Ce serait "gagnant-gagnant-gagnant", estime le docteur Brunel. "Tout le monde en tirerait bénéfice. Le patient, en premier lieu, le praticien, et la caisse d'assurance maladie".

Et puis, à en croire le médecin, "si ces propositions étaient acceptées, tous les Insulaires qui vont faire leurs études de médecine sur le continent seraient bien plus intéressés par un retour en Corse. Et on verrait même arriver des praticiens qui ne sont pas insulaires".

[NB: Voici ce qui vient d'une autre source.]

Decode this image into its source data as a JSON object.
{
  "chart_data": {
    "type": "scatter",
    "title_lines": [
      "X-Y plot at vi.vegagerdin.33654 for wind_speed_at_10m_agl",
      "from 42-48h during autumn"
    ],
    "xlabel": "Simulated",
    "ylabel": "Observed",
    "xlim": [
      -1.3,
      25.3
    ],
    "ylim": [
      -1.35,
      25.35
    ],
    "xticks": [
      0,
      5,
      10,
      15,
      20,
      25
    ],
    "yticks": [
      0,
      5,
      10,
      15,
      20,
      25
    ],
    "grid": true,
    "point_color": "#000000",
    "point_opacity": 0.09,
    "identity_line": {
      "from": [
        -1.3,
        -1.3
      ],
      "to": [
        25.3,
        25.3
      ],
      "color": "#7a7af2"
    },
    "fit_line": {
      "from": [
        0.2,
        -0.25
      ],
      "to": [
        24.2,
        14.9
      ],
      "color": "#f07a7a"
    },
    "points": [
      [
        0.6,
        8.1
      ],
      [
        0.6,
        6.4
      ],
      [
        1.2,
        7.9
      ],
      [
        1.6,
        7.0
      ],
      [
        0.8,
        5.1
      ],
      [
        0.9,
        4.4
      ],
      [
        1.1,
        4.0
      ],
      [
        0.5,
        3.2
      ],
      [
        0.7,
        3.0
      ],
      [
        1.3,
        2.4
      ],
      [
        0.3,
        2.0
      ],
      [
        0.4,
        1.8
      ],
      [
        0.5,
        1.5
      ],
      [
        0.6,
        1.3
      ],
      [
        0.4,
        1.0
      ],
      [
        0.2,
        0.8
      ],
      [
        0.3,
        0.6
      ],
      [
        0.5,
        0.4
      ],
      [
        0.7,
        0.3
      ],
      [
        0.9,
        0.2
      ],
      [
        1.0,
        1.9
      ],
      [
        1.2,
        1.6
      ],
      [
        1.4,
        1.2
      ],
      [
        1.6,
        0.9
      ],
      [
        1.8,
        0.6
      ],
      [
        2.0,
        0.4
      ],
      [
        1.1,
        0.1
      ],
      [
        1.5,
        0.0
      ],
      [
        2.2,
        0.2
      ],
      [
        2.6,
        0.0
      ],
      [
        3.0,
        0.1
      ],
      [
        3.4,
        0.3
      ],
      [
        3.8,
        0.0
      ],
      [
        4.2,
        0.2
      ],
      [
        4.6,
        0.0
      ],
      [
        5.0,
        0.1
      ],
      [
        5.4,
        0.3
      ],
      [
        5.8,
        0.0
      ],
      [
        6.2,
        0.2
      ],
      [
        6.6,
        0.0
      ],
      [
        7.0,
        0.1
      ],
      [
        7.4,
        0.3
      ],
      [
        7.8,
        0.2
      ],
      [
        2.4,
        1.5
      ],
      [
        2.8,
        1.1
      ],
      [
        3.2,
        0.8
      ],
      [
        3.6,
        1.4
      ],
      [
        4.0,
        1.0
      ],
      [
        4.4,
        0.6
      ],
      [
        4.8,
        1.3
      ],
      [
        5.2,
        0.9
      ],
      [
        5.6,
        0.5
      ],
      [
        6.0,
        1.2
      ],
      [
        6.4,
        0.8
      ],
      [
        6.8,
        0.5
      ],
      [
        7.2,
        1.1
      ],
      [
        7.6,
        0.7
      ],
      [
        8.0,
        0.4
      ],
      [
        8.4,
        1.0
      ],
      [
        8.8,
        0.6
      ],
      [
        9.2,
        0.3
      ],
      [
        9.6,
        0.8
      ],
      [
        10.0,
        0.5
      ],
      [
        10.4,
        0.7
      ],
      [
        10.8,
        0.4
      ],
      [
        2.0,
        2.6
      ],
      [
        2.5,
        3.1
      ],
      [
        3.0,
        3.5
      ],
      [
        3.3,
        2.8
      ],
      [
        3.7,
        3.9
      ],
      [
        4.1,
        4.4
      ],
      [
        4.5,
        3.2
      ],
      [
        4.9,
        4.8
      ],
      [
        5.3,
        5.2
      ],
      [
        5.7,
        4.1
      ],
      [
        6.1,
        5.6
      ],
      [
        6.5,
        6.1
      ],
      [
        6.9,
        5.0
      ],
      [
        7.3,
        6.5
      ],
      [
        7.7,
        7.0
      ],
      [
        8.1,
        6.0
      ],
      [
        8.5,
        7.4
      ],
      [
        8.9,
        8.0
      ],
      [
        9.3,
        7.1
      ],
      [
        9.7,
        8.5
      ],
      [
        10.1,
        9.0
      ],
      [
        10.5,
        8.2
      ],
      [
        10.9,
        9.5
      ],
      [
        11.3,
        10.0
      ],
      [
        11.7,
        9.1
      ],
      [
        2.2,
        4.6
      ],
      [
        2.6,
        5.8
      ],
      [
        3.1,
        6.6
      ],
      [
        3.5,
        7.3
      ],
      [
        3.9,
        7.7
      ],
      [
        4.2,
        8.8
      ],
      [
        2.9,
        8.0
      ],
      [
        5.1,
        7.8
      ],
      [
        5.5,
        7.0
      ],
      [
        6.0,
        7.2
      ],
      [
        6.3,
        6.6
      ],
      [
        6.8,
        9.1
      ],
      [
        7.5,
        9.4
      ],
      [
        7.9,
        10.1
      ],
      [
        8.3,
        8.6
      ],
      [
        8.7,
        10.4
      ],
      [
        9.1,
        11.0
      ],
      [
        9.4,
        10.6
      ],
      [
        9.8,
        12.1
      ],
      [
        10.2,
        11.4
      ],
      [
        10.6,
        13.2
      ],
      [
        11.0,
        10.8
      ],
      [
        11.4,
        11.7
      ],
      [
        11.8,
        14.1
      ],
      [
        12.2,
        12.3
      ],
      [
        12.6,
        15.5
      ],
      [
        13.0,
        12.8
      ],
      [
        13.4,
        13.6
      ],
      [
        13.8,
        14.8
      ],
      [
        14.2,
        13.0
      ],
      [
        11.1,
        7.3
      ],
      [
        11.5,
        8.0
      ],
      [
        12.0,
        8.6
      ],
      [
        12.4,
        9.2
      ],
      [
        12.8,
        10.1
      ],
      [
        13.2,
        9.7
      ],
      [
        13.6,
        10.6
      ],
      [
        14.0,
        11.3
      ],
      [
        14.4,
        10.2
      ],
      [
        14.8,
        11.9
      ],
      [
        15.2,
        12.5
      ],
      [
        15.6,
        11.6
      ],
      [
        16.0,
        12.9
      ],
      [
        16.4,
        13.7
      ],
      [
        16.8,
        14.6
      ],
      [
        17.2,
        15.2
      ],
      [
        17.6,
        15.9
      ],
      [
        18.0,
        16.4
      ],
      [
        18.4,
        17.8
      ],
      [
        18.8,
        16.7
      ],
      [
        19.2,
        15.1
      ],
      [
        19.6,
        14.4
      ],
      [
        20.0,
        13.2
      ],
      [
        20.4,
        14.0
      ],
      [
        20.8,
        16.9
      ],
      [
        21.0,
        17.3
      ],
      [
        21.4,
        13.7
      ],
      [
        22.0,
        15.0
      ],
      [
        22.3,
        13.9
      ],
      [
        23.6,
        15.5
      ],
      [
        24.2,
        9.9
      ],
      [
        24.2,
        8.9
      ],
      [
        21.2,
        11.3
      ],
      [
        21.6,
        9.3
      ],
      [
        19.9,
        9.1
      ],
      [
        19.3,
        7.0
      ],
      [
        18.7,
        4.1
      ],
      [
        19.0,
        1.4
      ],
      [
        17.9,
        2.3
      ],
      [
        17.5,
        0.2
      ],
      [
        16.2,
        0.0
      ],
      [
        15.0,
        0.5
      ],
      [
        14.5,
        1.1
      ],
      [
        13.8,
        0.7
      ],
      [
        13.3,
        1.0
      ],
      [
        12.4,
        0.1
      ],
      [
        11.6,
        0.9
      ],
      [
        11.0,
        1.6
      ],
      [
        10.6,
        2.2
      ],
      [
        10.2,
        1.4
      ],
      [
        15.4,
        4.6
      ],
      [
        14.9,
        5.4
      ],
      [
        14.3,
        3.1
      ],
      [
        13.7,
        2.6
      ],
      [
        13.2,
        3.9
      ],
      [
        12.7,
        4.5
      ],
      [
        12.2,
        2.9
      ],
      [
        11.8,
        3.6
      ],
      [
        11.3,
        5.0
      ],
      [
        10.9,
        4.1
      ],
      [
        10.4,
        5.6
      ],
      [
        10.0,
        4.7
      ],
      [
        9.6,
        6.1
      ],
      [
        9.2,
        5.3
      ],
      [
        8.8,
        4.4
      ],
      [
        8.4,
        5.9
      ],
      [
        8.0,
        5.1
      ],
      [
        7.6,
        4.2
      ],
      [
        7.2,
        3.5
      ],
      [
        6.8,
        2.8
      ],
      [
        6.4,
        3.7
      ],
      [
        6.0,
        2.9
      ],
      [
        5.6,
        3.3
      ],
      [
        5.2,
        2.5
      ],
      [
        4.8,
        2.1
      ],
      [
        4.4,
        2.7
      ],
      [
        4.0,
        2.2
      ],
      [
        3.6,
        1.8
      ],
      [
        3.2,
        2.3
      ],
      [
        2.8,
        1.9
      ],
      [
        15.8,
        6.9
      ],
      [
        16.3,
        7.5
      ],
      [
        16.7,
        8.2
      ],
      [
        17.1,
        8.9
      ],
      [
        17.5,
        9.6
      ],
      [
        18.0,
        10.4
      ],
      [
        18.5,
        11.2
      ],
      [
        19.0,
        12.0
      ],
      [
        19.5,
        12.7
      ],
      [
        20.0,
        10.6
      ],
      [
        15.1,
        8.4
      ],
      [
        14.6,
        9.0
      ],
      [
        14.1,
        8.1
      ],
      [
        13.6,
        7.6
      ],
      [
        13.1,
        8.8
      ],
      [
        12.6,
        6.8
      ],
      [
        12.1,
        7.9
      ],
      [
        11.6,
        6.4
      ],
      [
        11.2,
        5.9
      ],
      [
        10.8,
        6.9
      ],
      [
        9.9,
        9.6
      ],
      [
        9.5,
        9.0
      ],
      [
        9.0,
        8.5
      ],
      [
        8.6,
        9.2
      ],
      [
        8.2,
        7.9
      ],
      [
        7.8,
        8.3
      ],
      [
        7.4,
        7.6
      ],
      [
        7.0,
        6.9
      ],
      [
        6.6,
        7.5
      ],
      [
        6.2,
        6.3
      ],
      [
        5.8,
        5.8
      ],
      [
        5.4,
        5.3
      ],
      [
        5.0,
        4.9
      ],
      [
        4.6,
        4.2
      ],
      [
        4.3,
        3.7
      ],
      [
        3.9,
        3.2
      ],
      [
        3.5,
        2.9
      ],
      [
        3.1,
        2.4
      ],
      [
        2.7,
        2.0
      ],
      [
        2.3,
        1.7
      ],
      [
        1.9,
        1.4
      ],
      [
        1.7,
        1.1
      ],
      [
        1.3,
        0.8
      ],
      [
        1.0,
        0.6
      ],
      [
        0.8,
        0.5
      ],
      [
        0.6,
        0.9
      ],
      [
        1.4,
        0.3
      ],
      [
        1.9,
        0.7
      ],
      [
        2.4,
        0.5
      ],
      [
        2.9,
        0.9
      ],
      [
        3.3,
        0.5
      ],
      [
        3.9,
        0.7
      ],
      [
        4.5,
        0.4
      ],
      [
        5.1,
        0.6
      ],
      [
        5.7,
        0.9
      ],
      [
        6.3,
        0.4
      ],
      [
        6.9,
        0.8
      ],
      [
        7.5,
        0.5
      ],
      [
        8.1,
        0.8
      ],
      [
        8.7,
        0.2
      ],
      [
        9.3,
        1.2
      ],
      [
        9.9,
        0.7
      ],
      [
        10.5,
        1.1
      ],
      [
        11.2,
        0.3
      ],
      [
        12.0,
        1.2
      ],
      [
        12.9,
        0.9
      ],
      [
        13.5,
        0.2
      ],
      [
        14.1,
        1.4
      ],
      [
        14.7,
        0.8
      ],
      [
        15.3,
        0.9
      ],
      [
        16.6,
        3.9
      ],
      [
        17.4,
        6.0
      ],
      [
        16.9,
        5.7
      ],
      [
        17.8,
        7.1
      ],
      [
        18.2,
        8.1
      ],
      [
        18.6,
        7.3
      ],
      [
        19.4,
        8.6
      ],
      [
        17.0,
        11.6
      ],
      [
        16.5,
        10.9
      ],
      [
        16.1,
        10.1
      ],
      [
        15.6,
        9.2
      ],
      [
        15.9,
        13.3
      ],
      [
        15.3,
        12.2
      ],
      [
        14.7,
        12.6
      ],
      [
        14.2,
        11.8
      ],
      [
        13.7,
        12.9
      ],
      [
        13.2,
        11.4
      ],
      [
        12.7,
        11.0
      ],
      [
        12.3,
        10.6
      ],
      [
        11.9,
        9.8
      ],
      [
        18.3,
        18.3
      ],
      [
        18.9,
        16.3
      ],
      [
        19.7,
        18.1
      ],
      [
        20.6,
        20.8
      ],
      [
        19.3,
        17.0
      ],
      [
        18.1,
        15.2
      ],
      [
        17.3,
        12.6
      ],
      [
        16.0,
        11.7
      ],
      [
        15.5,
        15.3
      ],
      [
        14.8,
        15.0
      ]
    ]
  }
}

 Pour autant, même si ces propositions raisonnables, le collectif doute qu'elles soient finalement adoptées. "On a beau leur démontrer qu'il y a un intérêt financier et un intérêt pour faciliter l'accès aux soins, si par malheur cela n'entre pas dans leur schéma, ça les dérange". 

Soutien politique

Alors le collectif des médecins libéraux de Corse continue de mettre la pression, et a déjà annoncé une grève du 26 au 29 décembre. Dans le même temps, ML Corsica veut mettre toutes les chances de son côté, et en a appelé aux politiques. Et, se réjouit le docteur Brunel, "peu importent les bords politiques, tout le monde nous soutient".

Les six parlementaires corses, Jean-Félix Acquaviva, Michel Castellani, Paul-André Colombani, Laurent Marcangeli, Jean-Jacques Panunzi et Paulu Santu Parigi, ont adressé un courrier à Aurélien Rousseau, ministre des solidarités et de la santé. 

L'État doit se rendre compte que les choses ont changé, et qu'il faut s'adapter à la nouvelle donne

Paul-André Colombani

Ils y écrivent : "les tensions relatives à l'offre de soins y sont importantes et se répercutent fortement sur l'exercice de la médecine libérale. Il nous apparaît donc essentiel et urgent d'engager une amélioration de l'accès au soin en Corse à travers la mise en œuvre de solutions adaptées aux spécificités populationnelles, géographiques et économiques qui sont les nôtres".

Paul-André Colombani, député de Corse-du-Sud, connaît bien le problème. Médecin généraliste à Ste-Lucie de Moriani, il a pu constater de près l'évolution du métier : "il y a tout ce qui a été listé par le collectif, sans oublier les charges qui augmentent, la surcharge administrative... Je comprends le burn-out de beaucoup de mes confrères. D'autant qu'il faut rappeler que les rémunérations sont les plus faibles d'Europe".

Le député est impressionné par la mobilisation, et le travail accompli par le collectif, alors que la profession parle rarement d'une même voix, sous l'étiquette d'un collectif : "c'est énorme, c'est monumental, ce qu'ils ont réussi à faire. Et il fallait le faire. L'État doit se rendre compte que les choses ont changé, et qu'il faut s'adapter à la nouvelle donne. C'est capital. Sinon, les dépassements d'honoraire et les déconventionnements vont se multiplier, et ce seront les patients qui en seront les premières victimes".